IP "Classful" (Conventional) Addressing
The prior section on IP addressing concepts describes the three different ways that IP addresses are assigned in TCP/IP. The original addressing method worked by dividing the IP address space into chunks of different sizes called classes and assigning blocks of addresses to organizations from these classes based on the size and requirements of the organization. In the early 1980s, when the Internet was in its infancy, this conventional system really had no name; today, to contrast it to the newer classless addressing scheme, it is usually called the classful IP addressing system.
In this section I describe the first scheme used for IP addressing: so-called classful IP addressing. I begin with an overview of the concept and general description of the different classes. I discuss the network and host IDs and address ranges associated with the different classes. I discuss the capacities of each of the commonly-used classes, meaning how many networks belong to each, and how many hosts each network can contain. I discuss the special meanings assigned to certain IP address patterns, and also the special ranges reserved for private IP addressing, loopback functions, and multicasting. I conclude with a discussion of the problems with this type of addressing, which led to it eventually being abandoned in favor of subnetting, and eventually, classless assignment of the IP address space.

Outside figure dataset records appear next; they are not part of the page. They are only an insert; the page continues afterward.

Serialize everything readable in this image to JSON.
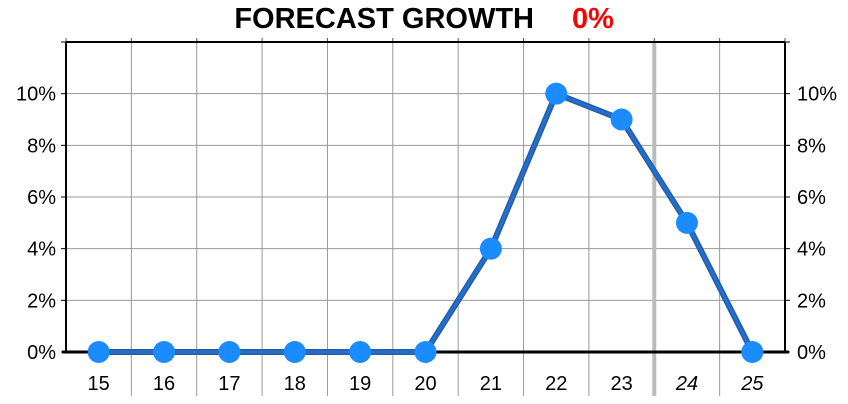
{
  "chart_data": {
    "type": "line",
    "title": "FORECAST GROWTH",
    "title_value": "0%",
    "categories": [
      "15",
      "16",
      "17",
      "18",
      "19",
      "20",
      "21",
      "22",
      "23",
      "24",
      "25"
    ],
    "italic_categories": [
      "24",
      "25"
    ],
    "series": [
      {
        "values": [
          0,
          0,
          0,
          0,
          0,
          0,
          4,
          10,
          9,
          5,
          0
        ]
      }
    ],
    "ylim": [
      0,
      12
    ],
    "yticks": [
      0,
      2,
      4,
      6,
      8,
      10
    ],
    "ytick_labels": [
      "0%",
      "2%",
      "4%",
      "6%",
      "8%",
      "10%"
    ],
    "grid": true,
    "forecast_divider_after": "23",
    "colors": {
      "line": "#1f6fd6",
      "marker": "#1a8cff",
      "title_value": "#ff0000",
      "grid": "#999999",
      "divider": "#bbbbbb"
    }
  }
}
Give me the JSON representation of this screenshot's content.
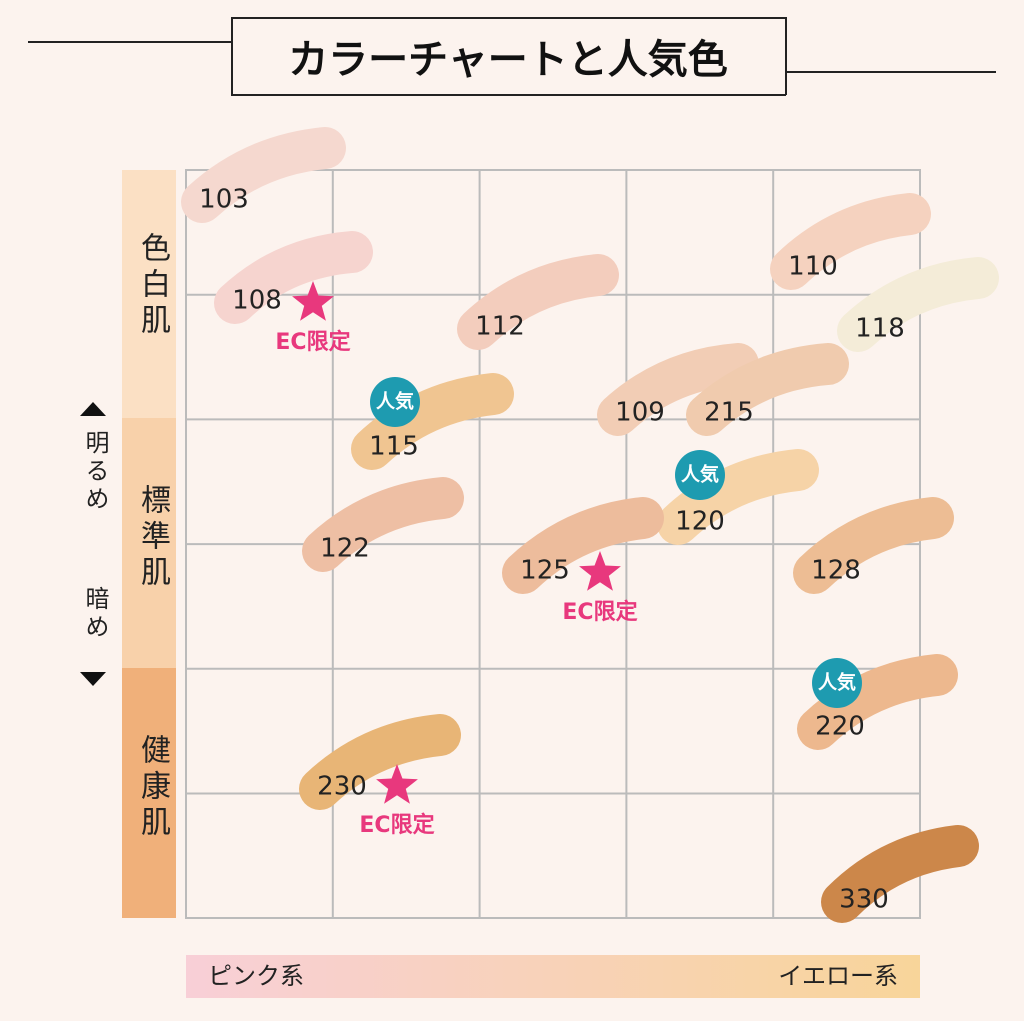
{
  "title": "カラーチャートと人気色",
  "y_axis": {
    "groups": [
      "色白肌",
      "標準肌",
      "健康肌"
    ],
    "brighter": "明るめ",
    "darker": "暗め"
  },
  "x_axis": {
    "left": "ピンク系",
    "right": "イエロー系"
  },
  "shades": [
    {
      "label": "103",
      "color": "#f5d8cf"
    },
    {
      "label": "108",
      "color": "#f6d4cf",
      "badge": "EC限定"
    },
    {
      "label": "112",
      "color": "#f3cdbd"
    },
    {
      "label": "110",
      "color": "#f5d2bf"
    },
    {
      "label": "118",
      "color": "#f4ecd8"
    },
    {
      "label": "115",
      "color": "#f0c591",
      "badge": "人気"
    },
    {
      "label": "109",
      "color": "#f2cdb5"
    },
    {
      "label": "215",
      "color": "#f0cbae"
    },
    {
      "label": "120",
      "color": "#f6d3a7",
      "badge": "人気"
    },
    {
      "label": "122",
      "color": "#eebfa4"
    },
    {
      "label": "125",
      "color": "#edbc9c",
      "badge": "EC限定"
    },
    {
      "label": "128",
      "color": "#edbd94"
    },
    {
      "label": "220",
      "color": "#edb88e",
      "badge": "人気"
    },
    {
      "label": "230",
      "color": "#e8b576",
      "badge": "EC限定"
    },
    {
      "label": "330",
      "color": "#cc874a"
    }
  ]
}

I should note that the classful addressing scheme has now been replaced on the Internet by the newer classless addressing system described later in this section. However, I think it is still important to understand how this original system operates, as it forms the foundation upon which the more sophisticated addressing mechanisms were built. Just keep in mind that the class system isn't really used on the Internet any more.
I should also point out that the word classful is also sometimes seen as classfull. That would be a misspelling, except, well, classful is not really an English word at all. That's why I always put the word classful in double-quotes. In fact, I must admit that I pretty much hate the word. It sounds like something an elementary school kid made up because he didn't know the opposite of the word classless. (The right word is classed, in case anyone cares.)
My wife suggests the word classy would sound nicer than classful. She's right, but IP addresses don't wear tuxedos.
Of course, nobody ever asked my opinion on this subject. Not even my wife.